As Director of Inclusion and Equity Strategies at UChicago Medicine, Jackson aims to use his policy degree to enact real, positive change in Chicago.
Headshot of Joel Jackson
Joel Jackson

Joel Jackson, a current Evening Master’s Program (EMP) student, is the Director of Inclusion and Equity Strategies at UChicago Medicine (UCM). Working at UChicago, he first became familiar with the Harris School of Public Policy when he began facilitating the Diversity and Inclusion portion of Orientation for students. Jackson decided to enroll as an EMP student so he could continue his work while gaining “the educational experience of creating policy."

Jackson primarily focuses his work and studies on the intersection of health and social policy. At Harris, he says he aims to learn skills that will enable him to “analyze data and use evidence to make recommendations to improve health outcomes and further meet the needs of patients.” He is also excited to gain more hands-on experience as a fellow with the Harris Community Action Fellowship 2023.

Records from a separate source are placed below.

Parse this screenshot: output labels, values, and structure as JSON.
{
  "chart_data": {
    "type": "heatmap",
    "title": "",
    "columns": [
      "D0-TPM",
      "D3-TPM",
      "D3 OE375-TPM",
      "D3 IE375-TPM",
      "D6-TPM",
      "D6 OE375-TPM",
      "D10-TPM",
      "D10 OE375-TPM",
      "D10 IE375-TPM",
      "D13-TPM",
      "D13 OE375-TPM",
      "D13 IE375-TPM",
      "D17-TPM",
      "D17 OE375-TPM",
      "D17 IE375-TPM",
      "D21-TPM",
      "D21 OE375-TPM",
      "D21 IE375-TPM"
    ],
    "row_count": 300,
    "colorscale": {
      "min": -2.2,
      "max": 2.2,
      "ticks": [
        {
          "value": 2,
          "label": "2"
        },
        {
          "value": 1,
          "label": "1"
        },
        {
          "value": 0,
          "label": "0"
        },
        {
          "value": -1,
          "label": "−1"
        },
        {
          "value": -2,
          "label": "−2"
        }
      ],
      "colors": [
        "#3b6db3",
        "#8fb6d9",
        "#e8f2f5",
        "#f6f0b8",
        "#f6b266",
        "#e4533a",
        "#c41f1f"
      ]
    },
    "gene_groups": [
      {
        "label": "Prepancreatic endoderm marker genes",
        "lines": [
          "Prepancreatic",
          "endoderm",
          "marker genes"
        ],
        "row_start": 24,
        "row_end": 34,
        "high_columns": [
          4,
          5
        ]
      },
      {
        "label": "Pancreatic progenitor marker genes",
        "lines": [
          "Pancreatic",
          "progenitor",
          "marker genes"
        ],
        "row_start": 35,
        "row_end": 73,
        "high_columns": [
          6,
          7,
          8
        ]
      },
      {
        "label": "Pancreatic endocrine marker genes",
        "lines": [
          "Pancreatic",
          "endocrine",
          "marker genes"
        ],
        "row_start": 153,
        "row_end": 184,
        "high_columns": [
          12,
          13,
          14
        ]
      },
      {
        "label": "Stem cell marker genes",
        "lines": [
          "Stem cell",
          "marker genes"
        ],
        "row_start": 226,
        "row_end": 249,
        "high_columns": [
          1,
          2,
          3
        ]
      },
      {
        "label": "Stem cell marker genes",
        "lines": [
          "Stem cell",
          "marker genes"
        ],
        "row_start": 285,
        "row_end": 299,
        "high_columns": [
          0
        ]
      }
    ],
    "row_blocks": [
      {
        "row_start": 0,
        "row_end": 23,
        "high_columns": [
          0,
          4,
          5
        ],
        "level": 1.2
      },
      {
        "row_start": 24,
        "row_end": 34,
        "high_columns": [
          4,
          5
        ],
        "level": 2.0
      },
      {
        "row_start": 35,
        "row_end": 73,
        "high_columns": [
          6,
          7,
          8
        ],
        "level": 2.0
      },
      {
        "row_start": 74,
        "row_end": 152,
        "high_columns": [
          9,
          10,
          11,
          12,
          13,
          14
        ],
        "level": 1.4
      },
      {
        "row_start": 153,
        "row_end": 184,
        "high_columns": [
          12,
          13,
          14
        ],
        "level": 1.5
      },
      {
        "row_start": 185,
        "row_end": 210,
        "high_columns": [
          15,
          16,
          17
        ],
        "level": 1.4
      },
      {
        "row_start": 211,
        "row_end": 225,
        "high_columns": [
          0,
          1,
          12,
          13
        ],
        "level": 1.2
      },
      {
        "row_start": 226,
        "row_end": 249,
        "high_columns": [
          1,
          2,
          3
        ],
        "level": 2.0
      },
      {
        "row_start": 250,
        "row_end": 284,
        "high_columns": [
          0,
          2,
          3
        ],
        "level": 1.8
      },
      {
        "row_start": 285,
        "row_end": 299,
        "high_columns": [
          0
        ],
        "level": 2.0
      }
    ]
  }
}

Jackson’s parents became involved in the Church upon his birth, and his grandmother named him Joel after the inclusive prophet in the Bible. He spent his childhood in the Pittsburgh area, moving from a predominantly white suburban neighborhood to the inner-city when he was around seven years old. Jackson and his family later moved to St. Louis, where he was the salutatorian of his high school class. When Jackson began college, he  found that he wasn’t as “well prepared” as many of his peers. “It was an uphill battle,” he said.

Despite those initial challenges, Jackson graduated in 2000 as the first man to major in Women’s Studies at Washington University. He said he “enjoyed the Women Studies department because [he] learned so much about sexism” and saw parallels between what women experience and his own experience as a “young Black man in the Church, who, at the time, didn't know [he] was gay."

Throughout his career, Jackson has done extensive work as a counselor, coordinator, and consultant for AIDS/HIV resources, knowledge, and elimination, in addition to many volunteer roles. In St. Louis, Jackson worked at Project ARK, led a support group for young gay Black men, and joined the Council of Inclusion and Diversity at St. Louis Children's Hospital. After moving to Chicago, Jackson was recognized for his service to the Chicago community and received UChicago’s Staff Diversity Leadership Award in 2020. His extracurricular activities include serving on the board of Lorde, Rustin and Bates, an organization seeking to address systemic barriers impacting the LGBTQ+ community of color in Chicago, serving as Midwest leader of the House of Balmain, an international LGBTQ organization, and serving as Co-Chair of the Southside Health Advocacy Resource Partnership.

Prior to joining UCM, Jackson received training on compassion fatigue at Barnes-Jewish Hospital and became a Compassion Fatigue Facilitator. With this expertise, Jackson is helping to build a “resilience-based care framework” and cultural competence training at UCM.

"Seeing how many marginalized communities don't have the same positive health outcomes as their counterparts, I recognized health policy is social policy. I want to improve health outcomes for larger communities, and I believe Harris and the EMP will give me the skills to enact real, positive change in Chicago."